We study the Approximate Nearest Neighbor (ANN) problem under a powerful adaptive adversary that controls both the dataset and a sequence of $Q$ queries. Primarily, for the high-dimensional regime of $d = ω(\sqrt{Q})$, we introduce a sequence of algorithms with progressively stronger guarantees. We first establish a novel connection between adaptive security and \textit{fairness}, leveraging fair ANN search to hide internal randomness from the adversary with information-theoretic guarantees. To achieve data-independent performance, we then reduce the search problem to a robust decision primitive, solved using a differentially private mechanism on a Locality-Sensitive Hashing (LSH) data structure. This approach, however, faces an inherent $\sqrt{n}$ query time barrier. To break the barrier, we propose a novel concentric-annuli LSH construction that synthesizes these fairness and differential privacy techniques. The analysis introduces a new method for robustly releasing timing information from the underlying algorithm instances and, as a corollary, also improves existing results for fair ANN. In addition, for the low-dimensional regime $d = O(\sqrt{Q})$, we propose specialized algorithms that provide a strong ``for-all'' guarantee: correctness on \textit{every} possible query with high probability. We introduce novel metric covering constructions that simplify and improve prior approaches for ANN in Hamming and $\ell_p$ spaces.

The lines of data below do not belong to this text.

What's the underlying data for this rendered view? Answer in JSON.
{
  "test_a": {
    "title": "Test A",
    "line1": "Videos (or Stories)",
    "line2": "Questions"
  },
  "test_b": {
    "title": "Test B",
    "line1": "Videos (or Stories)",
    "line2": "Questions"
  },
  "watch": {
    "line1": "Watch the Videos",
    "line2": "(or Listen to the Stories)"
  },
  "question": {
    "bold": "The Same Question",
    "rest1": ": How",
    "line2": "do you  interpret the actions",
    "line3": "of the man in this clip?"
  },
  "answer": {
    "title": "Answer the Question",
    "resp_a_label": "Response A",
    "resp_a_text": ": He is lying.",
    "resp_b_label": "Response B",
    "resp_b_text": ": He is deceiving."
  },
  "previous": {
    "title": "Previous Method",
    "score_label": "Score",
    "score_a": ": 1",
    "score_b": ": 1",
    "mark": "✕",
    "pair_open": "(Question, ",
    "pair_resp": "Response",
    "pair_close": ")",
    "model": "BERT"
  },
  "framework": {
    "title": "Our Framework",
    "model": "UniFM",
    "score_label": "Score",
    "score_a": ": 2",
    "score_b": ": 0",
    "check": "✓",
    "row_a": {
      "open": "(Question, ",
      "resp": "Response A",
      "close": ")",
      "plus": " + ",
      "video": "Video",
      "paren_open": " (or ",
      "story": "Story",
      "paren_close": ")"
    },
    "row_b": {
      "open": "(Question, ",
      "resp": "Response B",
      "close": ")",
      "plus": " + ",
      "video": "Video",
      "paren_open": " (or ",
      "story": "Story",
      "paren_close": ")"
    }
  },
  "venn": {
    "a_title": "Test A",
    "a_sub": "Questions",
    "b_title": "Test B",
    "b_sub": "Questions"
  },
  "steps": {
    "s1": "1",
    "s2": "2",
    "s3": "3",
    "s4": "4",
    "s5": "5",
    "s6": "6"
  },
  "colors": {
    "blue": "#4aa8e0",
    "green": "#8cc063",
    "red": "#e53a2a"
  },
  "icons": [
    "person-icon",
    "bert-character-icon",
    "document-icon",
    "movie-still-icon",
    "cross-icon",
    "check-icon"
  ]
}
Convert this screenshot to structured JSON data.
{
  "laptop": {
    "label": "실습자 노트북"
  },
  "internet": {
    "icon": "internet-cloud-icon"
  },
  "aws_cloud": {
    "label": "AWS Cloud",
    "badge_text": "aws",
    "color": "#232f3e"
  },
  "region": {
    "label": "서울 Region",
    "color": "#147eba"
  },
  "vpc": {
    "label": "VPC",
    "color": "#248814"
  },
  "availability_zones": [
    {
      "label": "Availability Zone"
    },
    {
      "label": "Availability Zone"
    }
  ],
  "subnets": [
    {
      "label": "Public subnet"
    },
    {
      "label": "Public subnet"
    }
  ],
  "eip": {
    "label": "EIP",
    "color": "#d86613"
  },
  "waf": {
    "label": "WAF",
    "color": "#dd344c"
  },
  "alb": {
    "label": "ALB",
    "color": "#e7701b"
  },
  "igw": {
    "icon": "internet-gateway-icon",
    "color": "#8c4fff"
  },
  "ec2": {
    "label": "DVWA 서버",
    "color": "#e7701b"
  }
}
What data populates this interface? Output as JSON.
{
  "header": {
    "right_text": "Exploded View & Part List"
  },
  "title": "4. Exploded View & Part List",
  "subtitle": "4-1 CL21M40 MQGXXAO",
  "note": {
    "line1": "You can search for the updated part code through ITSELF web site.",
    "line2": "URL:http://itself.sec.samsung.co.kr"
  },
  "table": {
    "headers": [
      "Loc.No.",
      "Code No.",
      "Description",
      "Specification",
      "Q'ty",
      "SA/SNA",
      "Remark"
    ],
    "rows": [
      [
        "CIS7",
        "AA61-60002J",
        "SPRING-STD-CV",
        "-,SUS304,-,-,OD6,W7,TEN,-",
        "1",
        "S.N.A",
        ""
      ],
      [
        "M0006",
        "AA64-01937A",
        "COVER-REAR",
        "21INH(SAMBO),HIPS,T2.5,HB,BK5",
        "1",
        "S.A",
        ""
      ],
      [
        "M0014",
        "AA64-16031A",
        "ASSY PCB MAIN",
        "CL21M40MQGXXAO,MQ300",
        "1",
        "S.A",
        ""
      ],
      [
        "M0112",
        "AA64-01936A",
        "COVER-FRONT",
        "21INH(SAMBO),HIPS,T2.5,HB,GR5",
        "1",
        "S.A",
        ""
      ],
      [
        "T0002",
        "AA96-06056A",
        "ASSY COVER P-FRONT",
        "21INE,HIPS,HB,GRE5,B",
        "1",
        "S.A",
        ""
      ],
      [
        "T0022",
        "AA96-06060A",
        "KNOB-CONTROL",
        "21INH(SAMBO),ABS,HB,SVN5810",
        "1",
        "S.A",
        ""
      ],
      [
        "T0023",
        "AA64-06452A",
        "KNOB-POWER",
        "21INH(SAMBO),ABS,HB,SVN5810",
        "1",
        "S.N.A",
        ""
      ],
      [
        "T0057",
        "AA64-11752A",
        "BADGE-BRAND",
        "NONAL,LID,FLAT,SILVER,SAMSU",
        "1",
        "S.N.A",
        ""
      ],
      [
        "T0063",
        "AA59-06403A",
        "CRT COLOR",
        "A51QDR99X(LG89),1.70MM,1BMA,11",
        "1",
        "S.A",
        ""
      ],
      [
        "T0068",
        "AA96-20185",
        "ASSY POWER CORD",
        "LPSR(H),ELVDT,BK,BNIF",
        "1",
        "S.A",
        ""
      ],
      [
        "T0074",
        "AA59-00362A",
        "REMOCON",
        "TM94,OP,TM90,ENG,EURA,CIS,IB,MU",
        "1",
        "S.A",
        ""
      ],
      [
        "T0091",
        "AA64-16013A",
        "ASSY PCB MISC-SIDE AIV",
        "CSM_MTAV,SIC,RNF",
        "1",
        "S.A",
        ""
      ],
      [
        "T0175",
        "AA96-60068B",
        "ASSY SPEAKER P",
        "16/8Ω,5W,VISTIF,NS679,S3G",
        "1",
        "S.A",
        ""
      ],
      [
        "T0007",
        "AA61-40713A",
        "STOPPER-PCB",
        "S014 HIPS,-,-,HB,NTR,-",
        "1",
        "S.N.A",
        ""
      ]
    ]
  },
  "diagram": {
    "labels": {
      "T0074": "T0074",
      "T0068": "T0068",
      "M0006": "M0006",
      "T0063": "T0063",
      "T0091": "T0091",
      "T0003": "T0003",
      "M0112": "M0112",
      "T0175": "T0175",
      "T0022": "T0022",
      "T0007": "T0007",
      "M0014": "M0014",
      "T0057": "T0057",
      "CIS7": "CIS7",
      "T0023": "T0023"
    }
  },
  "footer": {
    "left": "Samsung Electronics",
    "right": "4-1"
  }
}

翻译：本文研究一种由强大自适应对手控制的近似最近邻（ANN）问题，该对手同时控制数据集和一系列 $Q$ 个查询。针对高维情形 $d = ω(\sqrt{Q})$，我们首先提出了一系列保证强度逐步提升的算法。我们首次建立了自适应安全性与\textit{公平性}之间的新联系，利用公平ANN搜索以信息论保证隐藏内部随机性使其免受对手攻击。为实现数据无关的性能，我们将搜索问题约简为鲁棒决策原语，并通过在局部敏感哈希（LSH）数据结构上应用差分隐私机制予以解决。然而该方法面临固有的 $\sqrt{n}$ 查询时间瓶颈。为突破此瓶颈，我们提出了一种新颖的同心环状LSH构造，融合了上述公平性与差分隐私技术。分析过程中引入了一种鲁棒释放底层算法实例时序信息的新方法，并作为推论改进了现有公平ANN的结果。此外，针对低维情形 $d = O(\sqrt{Q})$，我们提出了专用算法以提供强“全称”保证：以高概率保证对\textit{每个}可能查询的正确性。我们提出了新的度量覆盖构造，简化和改进了汉明空间与 $\ell_p$ 空间中ANN的现有方法。